Gordon shifts slightly in his seat, and sits back while his face falls.
"He was a bad apple." He finally says, shaking his head with a sigh.
"Can you specify."
"From the moment that kid got here he was nothing but trouble. First day here he got into a fist fight with a boy in the dining room. It was ugly, he put the poor kid in the hospital for two days with broken ribs."
A fire burns at the pit of my stomach. Finally someone who will talk.
"What happened after that?" I open my notepad.
"Nothing. Kids parents didn't want to press charges. After that he was a bit of a loner, all the other kids were too scared to talk to him. I almost felt sorry for him until I caught him peeping through a hole into the girls locker room. I brought his parents in about it and they didn't care. Tried to throw some money into my face to pay me off so he could stay.

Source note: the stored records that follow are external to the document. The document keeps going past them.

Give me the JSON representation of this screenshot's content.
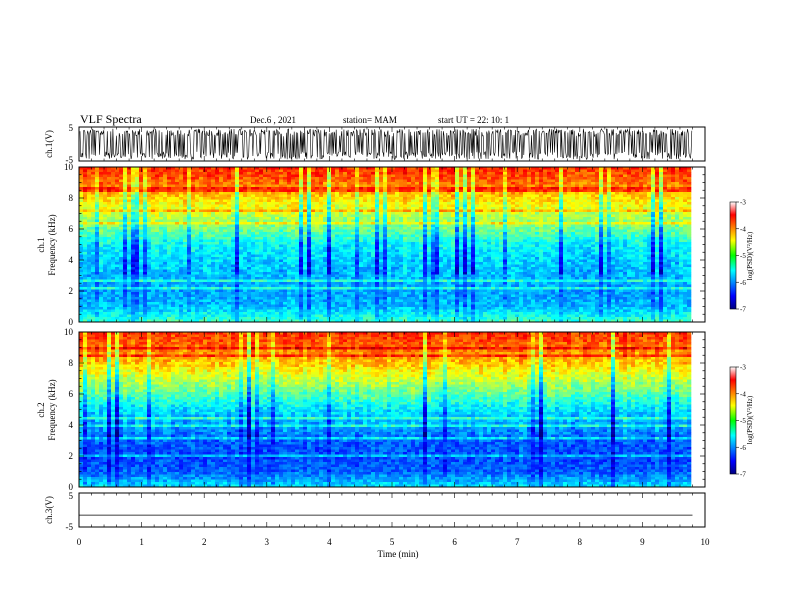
{
  "header": {
    "title": "VLF Spectra",
    "date": "Dec.6 , 2021",
    "station": "station= MAM",
    "start": "start UT = 22: 10: 1"
  },
  "chart_data": {
    "type": "heatmap",
    "time_axis": {
      "label": "Time (min)",
      "range": [
        0,
        10
      ],
      "ticks": [
        "0",
        "1",
        "2",
        "3",
        "4",
        "5",
        "6",
        "7",
        "8",
        "9",
        "10"
      ],
      "data_extent_min": 9.8
    },
    "panels": [
      {
        "id": "ch1-waveform",
        "type": "line",
        "ylabel": "ch.1(V)",
        "ylim": [
          -5,
          5
        ],
        "yticks": [
          "5",
          "-5"
        ],
        "amplitude_approx": 4.5
      },
      {
        "id": "ch1-spectrogram",
        "type": "heatmap",
        "ylabel_top": "ch.1",
        "ylabel": "Frequency (kHz)",
        "ylim": [
          0,
          10
        ],
        "yticks": [
          "0",
          "2",
          "4",
          "6",
          "8",
          "10"
        ],
        "colorbar": {
          "label": "log(PSD)(V²/Hz)",
          "range": [
            -7,
            -3
          ],
          "ticks": [
            "-3",
            "-4",
            "-5",
            "-6",
            "-7"
          ]
        },
        "approx_log_psd_by_frequency": [
          {
            "f_khz": 0.0,
            "v": -5.0
          },
          {
            "f_khz": 1.0,
            "v": -5.6
          },
          {
            "f_khz": 2.0,
            "v": -5.7
          },
          {
            "f_khz": 3.0,
            "v": -5.6
          },
          {
            "f_khz": 4.0,
            "v": -5.5
          },
          {
            "f_khz": 5.0,
            "v": -5.3
          },
          {
            "f_khz": 6.0,
            "v": -4.8
          },
          {
            "f_khz": 7.0,
            "v": -4.4
          },
          {
            "f_khz": 8.0,
            "v": -4.0
          },
          {
            "f_khz": 9.0,
            "v": -3.5
          },
          {
            "f_khz": 10.0,
            "v": -3.2
          }
        ]
      },
      {
        "id": "ch2-spectrogram",
        "type": "heatmap",
        "ylabel_top": "ch.2",
        "ylabel": "Frequency (kHz)",
        "ylim": [
          0,
          10
        ],
        "yticks": [
          "0",
          "2",
          "4",
          "6",
          "8",
          "10"
        ],
        "colorbar": {
          "label": "log(PSD)(V²/Hz)",
          "range": [
            -7,
            -3
          ],
          "ticks": [
            "-3",
            "-4",
            "-5",
            "-6",
            "-7"
          ]
        },
        "approx_log_psd_by_frequency": [
          {
            "f_khz": 0.0,
            "v": -5.4
          },
          {
            "f_khz": 1.0,
            "v": -6.0
          },
          {
            "f_khz": 2.0,
            "v": -6.1
          },
          {
            "f_khz": 3.0,
            "v": -6.0
          },
          {
            "f_khz": 4.0,
            "v": -5.7
          },
          {
            "f_khz": 5.0,
            "v": -5.4
          },
          {
            "f_khz": 6.0,
            "v": -4.9
          },
          {
            "f_khz": 7.0,
            "v": -4.4
          },
          {
            "f_khz": 8.0,
            "v": -3.9
          },
          {
            "f_khz": 9.0,
            "v": -3.5
          },
          {
            "f_khz": 10.0,
            "v": -3.2
          }
        ]
      },
      {
        "id": "ch3-waveform",
        "type": "line",
        "ylabel": "ch.3(V)",
        "ylim": [
          -5,
          5
        ],
        "yticks": [
          "5",
          "-5"
        ],
        "constant_value": -1.5
      }
    ]
  }
}
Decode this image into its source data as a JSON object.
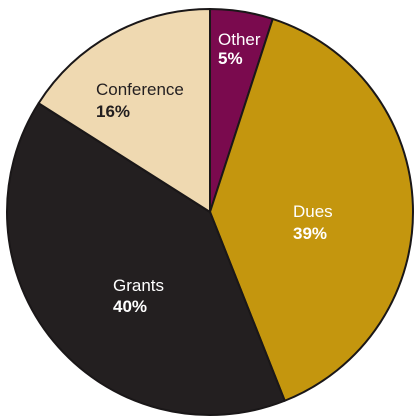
{
  "chart_data": {
    "type": "pie",
    "title": "",
    "slices": [
      {
        "label": "Other",
        "value": 5,
        "value_label": "5%",
        "color": "#7a0a4e",
        "text_color": "#ffffff"
      },
      {
        "label": "Dues",
        "value": 39,
        "value_label": "39%",
        "color": "#c4960e",
        "text_color": "#ffffff"
      },
      {
        "label": "Grants",
        "value": 40,
        "value_label": "40%",
        "color": "#231f20",
        "text_color": "#ffffff"
      },
      {
        "label": "Conference",
        "value": 16,
        "value_label": "16%",
        "color": "#efd9b1",
        "text_color": "#231f20"
      }
    ],
    "start_angle": "12 o'clock",
    "direction": "clockwise",
    "legend": "none"
  }
}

I run a tight ship here." He stands and steps to a small shelf with framed photos. "I gave him six weeke to get his act together. But one night we had a school dance. A winter wonderland kind of thing. I was walking down the hall when a young girl came running past me, her dress was torn."
He takes a photo from the shelf and hands it over to me. A beautiful girl holding a large trophy smiles wide, and proud. Her black hair as familliar as her face.
"I know her." I think outloud, "She brought us to the office." Daniels adds, "She's still a student?"
"Not a student anymore." Gordon answers. "Teachers aid. She wouldn't tell me what happened that night. But I do know that she was, Avery's date. I followed her to the dorms and tried to find out what happened but she wouldn't speak. She only cried. I asked if, Avery had hurt her and she nodded yes. I can't tell you what exactly happened but it was the last straw. I had to expell the kid. Why do you ask? What's he done?"
I close the notepad, and swipe my nose. "Mr. Gordon thank you for talking to us." I dodge the question, "This is my card. Expect a trip to New York soon. I'm assuming you'd be willing to tell this to a jury?" His eyes widen.
"Mr. Duncan is more of a monster than you could have imagined." I confess before leaving the office to find the girl. "Oh," I pop back into his office. "What was the girls name, and where can we find her?"
"Holly. You can find her in the music room." He says from behind his desk again pouring liqour into a crystal glass.